Exports of GCC countries to the UK will grow between 1.4 per cent to 3.9 per cent in the post-Brexit period while the impact on Gulf countries' GDP will also be positive, increasing marginally between 0.003 per cent to 0.006 per cent, according to the United Nations Conference on Trade and Development (Unctad).

The GCC is the UK's second-largest export market after the US outside the European Union. According to British government figures, trade between the UK and Gulf region totalled $54.8 billion in 2019. Trade between the UAE and the UAE grew 7.4 per cent to $6.66 billion in the first half of 2019.

The UK government has already approached the GCC countries for post-Brexit trade deals, said Sultan bin Saeed Al Mansouri, UAE Minister of Economy.
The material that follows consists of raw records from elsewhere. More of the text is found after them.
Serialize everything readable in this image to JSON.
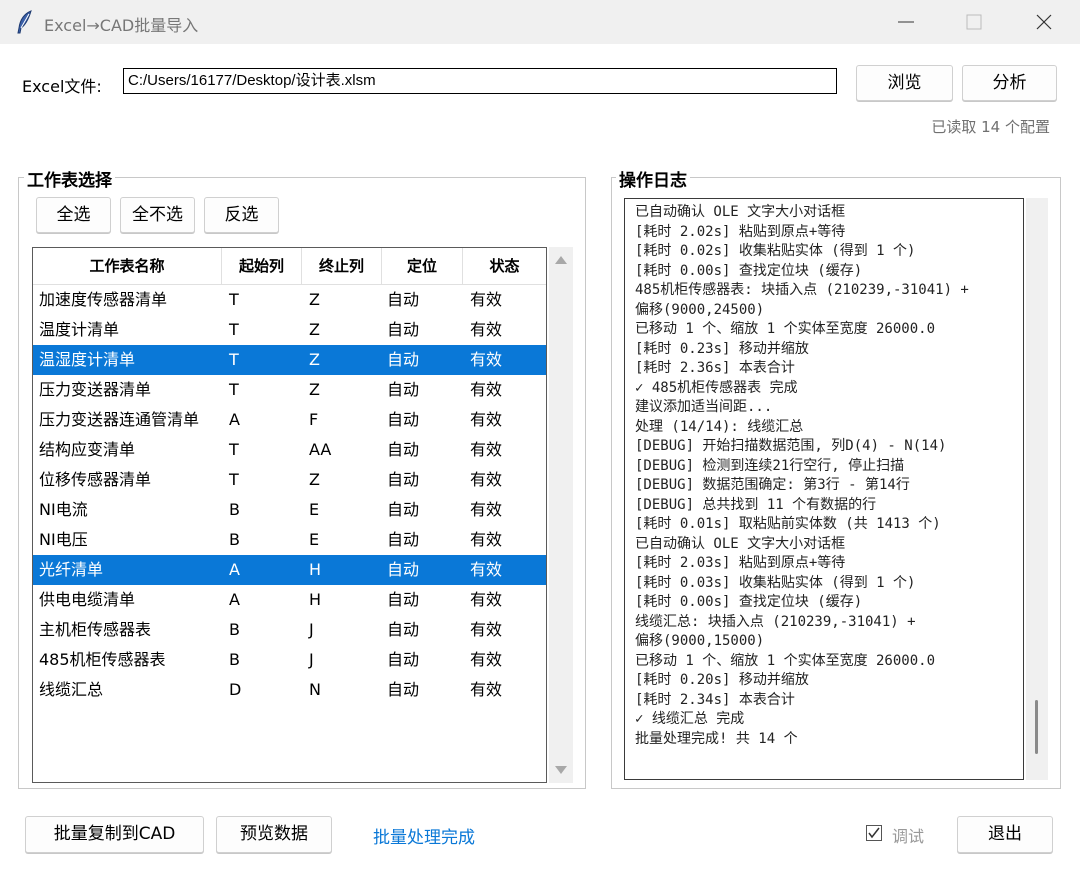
{
  "window": {
    "title": "Excel→CAD批量导入",
    "minimize_icon": "minimize-icon",
    "maximize_icon": "maximize-icon",
    "close_icon": "close-icon"
  },
  "file": {
    "label": "Excel文件:",
    "path": "C:/Users/16177/Desktop/设计表.xlsm",
    "browse_label": "浏览",
    "analyze_label": "分析",
    "status": "已读取 14 个配置"
  },
  "sheets": {
    "group_title": "工作表选择",
    "select_all": "全选",
    "select_none": "全不选",
    "invert": "反选",
    "columns": [
      "工作表名称",
      "起始列",
      "终止列",
      "定位",
      "状态"
    ],
    "rows": [
      {
        "name": "加速度传感器清单",
        "start": "T",
        "end": "Z",
        "locate": "自动",
        "status": "有效",
        "selected": false
      },
      {
        "name": "温度计清单",
        "start": "T",
        "end": "Z",
        "locate": "自动",
        "status": "有效",
        "selected": false
      },
      {
        "name": "温湿度计清单",
        "start": "T",
        "end": "Z",
        "locate": "自动",
        "status": "有效",
        "selected": true
      },
      {
        "name": "压力变送器清单",
        "start": "T",
        "end": "Z",
        "locate": "自动",
        "status": "有效",
        "selected": false
      },
      {
        "name": "压力变送器连通管清单",
        "start": "A",
        "end": "F",
        "locate": "自动",
        "status": "有效",
        "selected": false
      },
      {
        "name": "结构应变清单",
        "start": "T",
        "end": "AA",
        "locate": "自动",
        "status": "有效",
        "selected": false
      },
      {
        "name": "位移传感器清单",
        "start": "T",
        "end": "Z",
        "locate": "自动",
        "status": "有效",
        "selected": false
      },
      {
        "name": "NI电流",
        "start": "B",
        "end": "E",
        "locate": "自动",
        "status": "有效",
        "selected": false
      },
      {
        "name": "NI电压",
        "start": "B",
        "end": "E",
        "locate": "自动",
        "status": "有效",
        "selected": false
      },
      {
        "name": "光纤清单",
        "start": "A",
        "end": "H",
        "locate": "自动",
        "status": "有效",
        "selected": true
      },
      {
        "name": "供电电缆清单",
        "start": "A",
        "end": "H",
        "locate": "自动",
        "status": "有效",
        "selected": false
      },
      {
        "name": "主机柜传感器表",
        "start": "B",
        "end": "J",
        "locate": "自动",
        "status": "有效",
        "selected": false
      },
      {
        "name": "485机柜传感器表",
        "start": "B",
        "end": "J",
        "locate": "自动",
        "status": "有效",
        "selected": false
      },
      {
        "name": "线缆汇总",
        "start": "D",
        "end": "N",
        "locate": "自动",
        "status": "有效",
        "selected": false
      }
    ]
  },
  "log": {
    "group_title": "操作日志",
    "lines": [
      "已自动确认 OLE 文字大小对话框",
      "[耗时 2.02s] 粘贴到原点+等待",
      "[耗时 0.02s] 收集粘贴实体 (得到 1 个)",
      "[耗时 0.00s] 查找定位块 (缓存)",
      "485机柜传感器表: 块插入点 (210239,-31041) +",
      "偏移(9000,24500)",
      "已移动 1 个、缩放 1 个实体至宽度 26000.0",
      "[耗时 0.23s] 移动并缩放",
      "[耗时 2.36s] 本表合计",
      "✓ 485机柜传感器表 完成",
      "建议添加适当间距...",
      "处理 (14/14): 线缆汇总",
      "[DEBUG] 开始扫描数据范围, 列D(4) - N(14)",
      "[DEBUG] 检测到连续21行空行, 停止扫描",
      "[DEBUG] 数据范围确定: 第3行 - 第14行",
      "[DEBUG] 总共找到 11 个有数据的行",
      "[耗时 0.01s] 取粘贴前实体数 (共 1413 个)",
      "已自动确认 OLE 文字大小对话框",
      "[耗时 2.03s] 粘贴到原点+等待",
      "[耗时 0.03s] 收集粘贴实体 (得到 1 个)",
      "[耗时 0.00s] 查找定位块 (缓存)",
      "线缆汇总: 块插入点 (210239,-31041) +",
      "偏移(9000,15000)",
      "已移动 1 个、缩放 1 个实体至宽度 26000.0",
      "[耗时 0.20s] 移动并缩放",
      "[耗时 2.34s] 本表合计",
      "✓ 线缆汇总 完成",
      "批量处理完成! 共 14 个"
    ]
  },
  "footer": {
    "batch_copy": "批量复制到CAD",
    "preview": "预览数据",
    "done_status": "批量处理完成",
    "debug_label": "调试",
    "debug_checked": true,
    "exit_label": "退出"
  }
}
But he said such agreements take years to negotiate.

The UK is looking forward to a free trade agreement also with the GCC, Liam Fox, the UK state secretary for international trade, said during his visit to UAE.

In June 2016, the British public voted for Britain's exit from EU. As UK Prime Minister Boris Johnson promised in December last year, Brexit was done on January 31, 2020, but its uncertainties will continue to cloud the UK's economic horizon for the foreseeable future.

Britain left the EU in January and will apply the bloc's rule until December 2020.

The Unctad report said that non-tariff measures (NTMs) could cause major fractures in post-exit trade relations between the UK and the EU, knocking up to $32 billion, or 14 per cent, off of UK exports to the EU.

NTMs are policy measures other than ordinary customs tariffs that can potentially have an economic effect on international trade in goods, changing quantities traded, or prices, or both. They are the key factors mediating market access in the world economy.

Potential losses under a no-deal Brexit from tariffs that may be imposed by the respective parties are estimated at between $11.4 billion and $16 billion or 5-7 per cent of current exports. The study says NTMs would double those losses.

"EU membership has its advantages to deal with non-tariff measures that even the most comprehensive agreement cannot replicate. This offers important lessons to other regions trying to deal more effectively with such non-tariff measures," said Pamela Coke-Hamilton, director of international trade at United Nations Conference on Trade and Development (Unctad).

Stéphane Monier, chief investment officer at Lombard Odier, said despite the complex trade-offs, the likelihood of the EU and UK failing to reach some sort of agreement now looks lower than before December's general election.

"Still, we believe that the possibility of another cliff-edge, year-end, no-deal scenario will keep enough pressure on sterling to cap any rallies in the UK's currency. In the near term, we expect pound-dollar to trade in a narrow range between 1.28 and 1.32," Monier said.